Earlier this month Kraft unveiled a new structure that ties oversight of its five key food categories together on a global basis, rather than under separate regions. It also put former co-CEO Betsy Holden in charge of global marketing.

In an interview with Reuters, Deromedi said the changes had not been pressured by Kraft’s majority shareholder, tobacco holding firm Altria Group Inc. (NYSE:MO - News).

“This was a Kraft plan,” Deromedi said. “It was really us discussing what we needed to do get ourselves onto a sustainable growth track. It’s been under development for many months.”

FOURTH-QUARTER NET SLIPS

Kraft, based in Northfield, Illinois, said fourth-quarter net earnings fell to $869 million, or 50 cents a share, from $931 million, or 54 cents, a year earlier. The results met analysts’ expectations.

Sales rose 6.2 percent to $8.33 billion in the quarter, but much of that increase was due to the weakness of the dollar, which boosts the value of Kraft sales outside the United States. Shipment volume, which factors out currency and price fluctuations, rose only 1.1 percent.

Some analysts were skeptical whether the company could wring much growth out of its business.

“It looks like they’ve really stuck to their original game plan of trying to generate 2 to 3 percent volume growth in categories that I don’t believe you can get this kind of volume growth” from, said Timothy Ramey, an analyst with D.A. Davidson & Co., who rates Kraft shares “underperform.”

Kraft forecast profit for 2004 of $1.63 to $1.70 a share, including 30 cents a share in charges. It expects 3 percent sales growth on a constant-currency basis. Analysts on average had forecast profit of $2.01 a share, before the charges, according to Reuters Research.

For the first quarter, the company forecast profit of 32 cents to 35 cents a share, including 10 cents in charges. Analysts had forecast 47 cents a share before charges.

Shares of Kraft closed down 35 cents to $32.13 in New York Stock Exchange (News - Websites) trading on Tuesday. (Additional reporting by Brad Dorfman in Chicago)

2 Comments Add your own

  • 1. milette  |  January 28th, 2004 at 5:01 am

    This article doesn’t mention offshore outsourcing — only the closing of factories and trimming of jobs. (I consider 6% to be ‘trimming’.)

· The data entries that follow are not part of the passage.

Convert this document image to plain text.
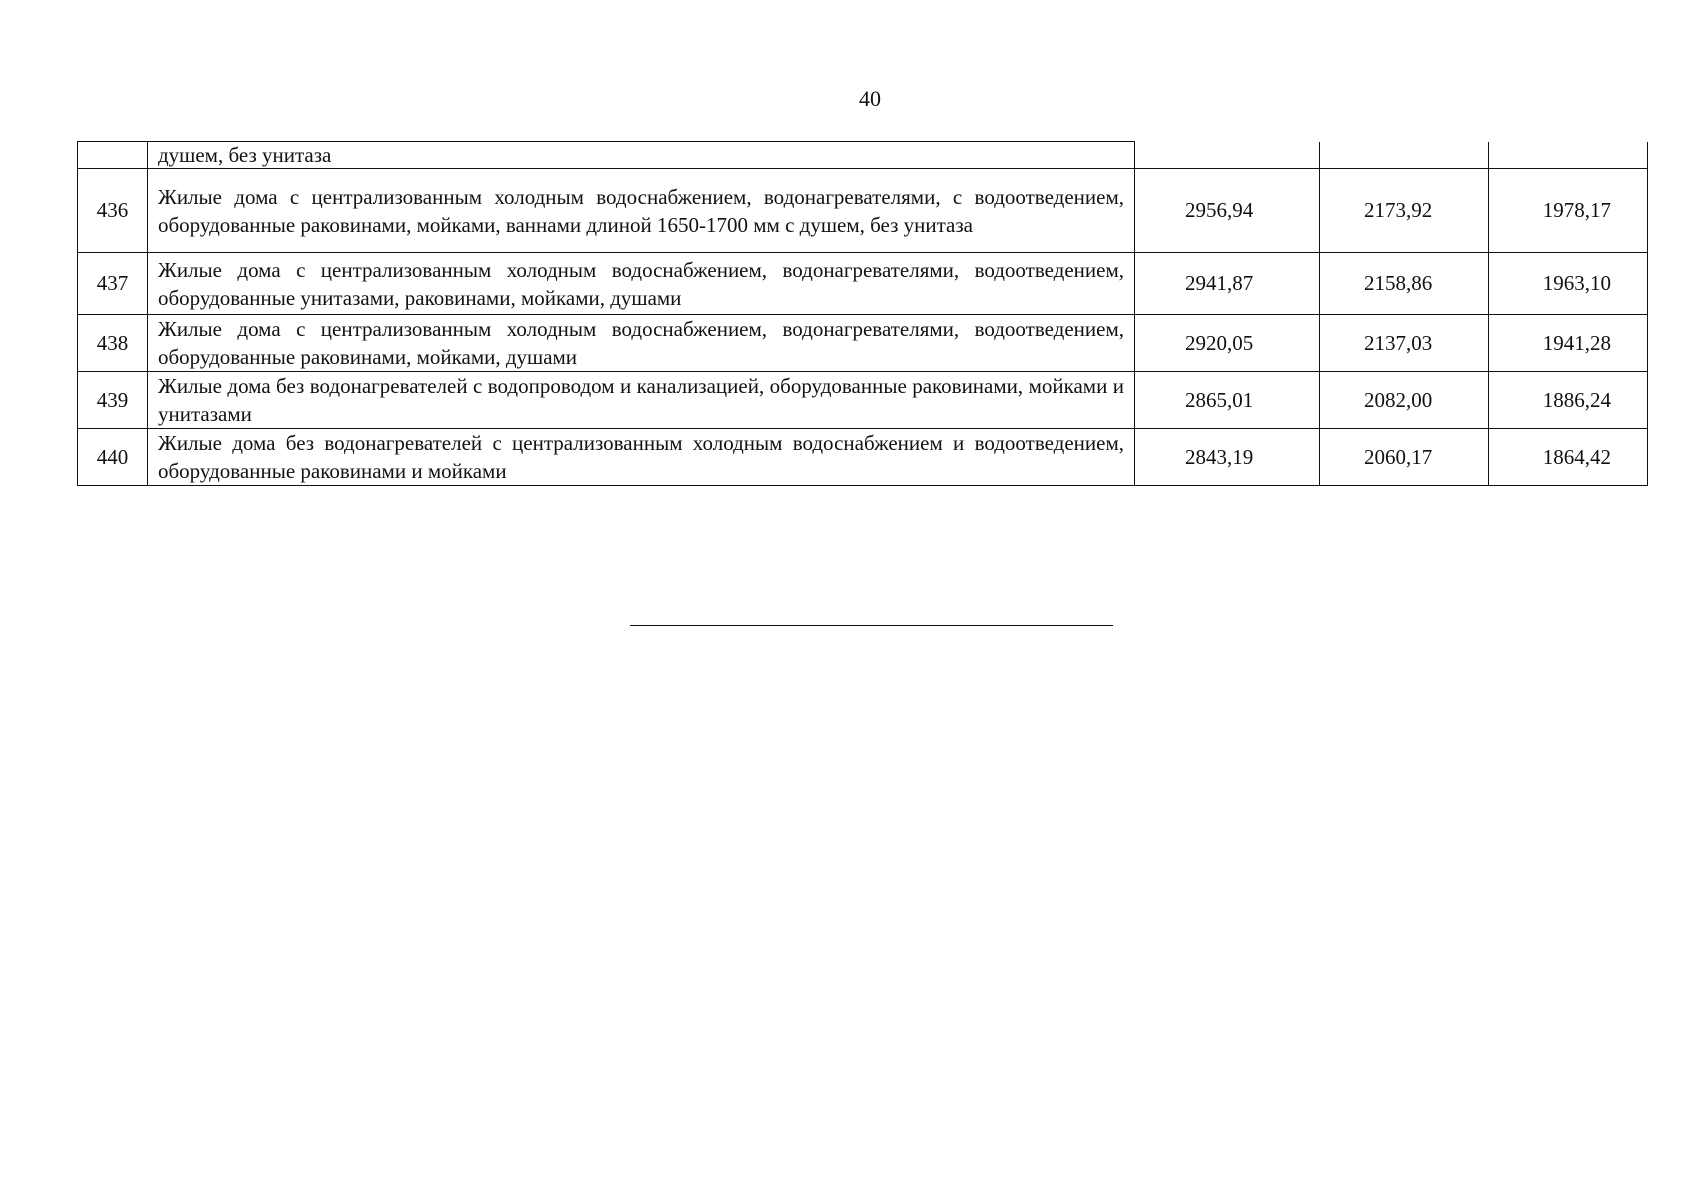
40
	душем, без унитаза			
436	Жилые дома с централизованным холодным водоснабжением, водонагревателями, с водоотведением, оборудованные раковинами, мойками, ваннами длиной 1650-1700 мм с душем, без унитаза	2956,94	2173,92	1978,17
437	Жилые дома с централизованным холодным водоснабжением, водонагревателями, водоотведением, оборудованные унитазами, раковинами, мойками, душами	2941,87	2158,86	1963,10
438	Жилые дома с централизованным холодным водоснабжением, водонагревателями, водоотведением, оборудованные раковинами, мойками, душами	2920,05	2137,03	1941,28
439	Жилые дома без водонагревателей с водопроводом и канализацией, оборудованные раковинами, мойками и унитазами	2865,01	2082,00	1886,24
440	Жилые дома без водонагревателей с централизованным холодным водоснабжением и водоотведением, оборудованные раковинами и мойками	2843,19	2060,17	1864,42
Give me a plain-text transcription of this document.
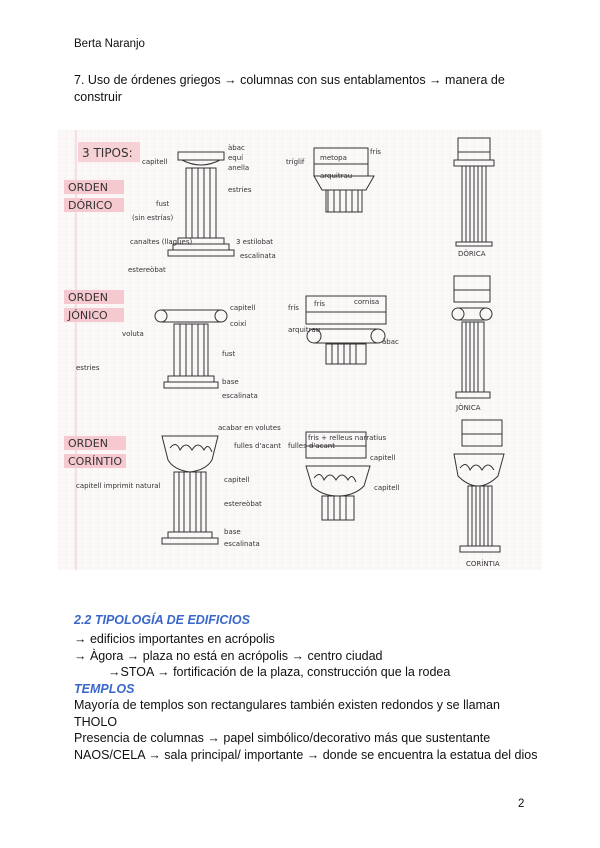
Berta Naranjo
7. Uso de órdenes griegos → columnas con sus entablamentos → manera de
construir
3 TIPOS:
ORDEN
DÓRICO
ORDEN
JÓNICO
ORDEN
CORÍNTIO
àbac
capitell	equí
anella
fust
estries
(sin estrías)
tríglif metopa
frís
arquitrau
canaltes (llagues)	3 estilobat
estereòbat
escalinata	DÒRICA
capitell
coixí
voluta
frís frís	cornisa
arquitrau
àbac
estries
fust
base
escalinata
JÒNICA
acabar en volutes
fulles d'acant
capitell
fris + relleus narratius
fulles d'acant
capitell
capitell
capitell imprimit natural
estereòbat
base
escalinata
CORÍNTIA
2.2 TIPOLOGÍA DE EDIFICIOS
→ edificios importantes en acrópolis
→ Àgora → plaza no está en acrópolis → centro ciudad
→STOA → fortificación de la plaza, construcción que la rodea
TEMPLOS
Mayoría de templos son rectangulares también existen redondos y se llaman
THOLO
Presencia de columnas → papel simbólico/decorativo más que sustentante
NAOS/CELA → sala principal/ importante → donde se encuentra la estatua del dios
2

    However, what it DOES represent is what is happening all over the world as companies fight for survival in an ever more competetitve global market.

    If Kraft pull itself out of the dive, that 6% is going to be just a drop in the bucket compared to what is to come.

    Could offshore outsourcing save them enough money to survive? Who knows — because there is no indication here that they are even thinking of it.

    Marty R. Milette

  • 2. Steven Peterson  |  February 6th, 2005 at 7:49 am

    I’ve worked for Nabisco for 11 years but my mom worked there 30 years.Nabisco has always been a part of my life. I take great pride in working for the company that raised me fed me & put a roof over my head for many years. How very sad that Kraft has decided to turn an American company into a global one my job will be missed.How sad for the founding fathers that the National Biscuit Company is now Non-National!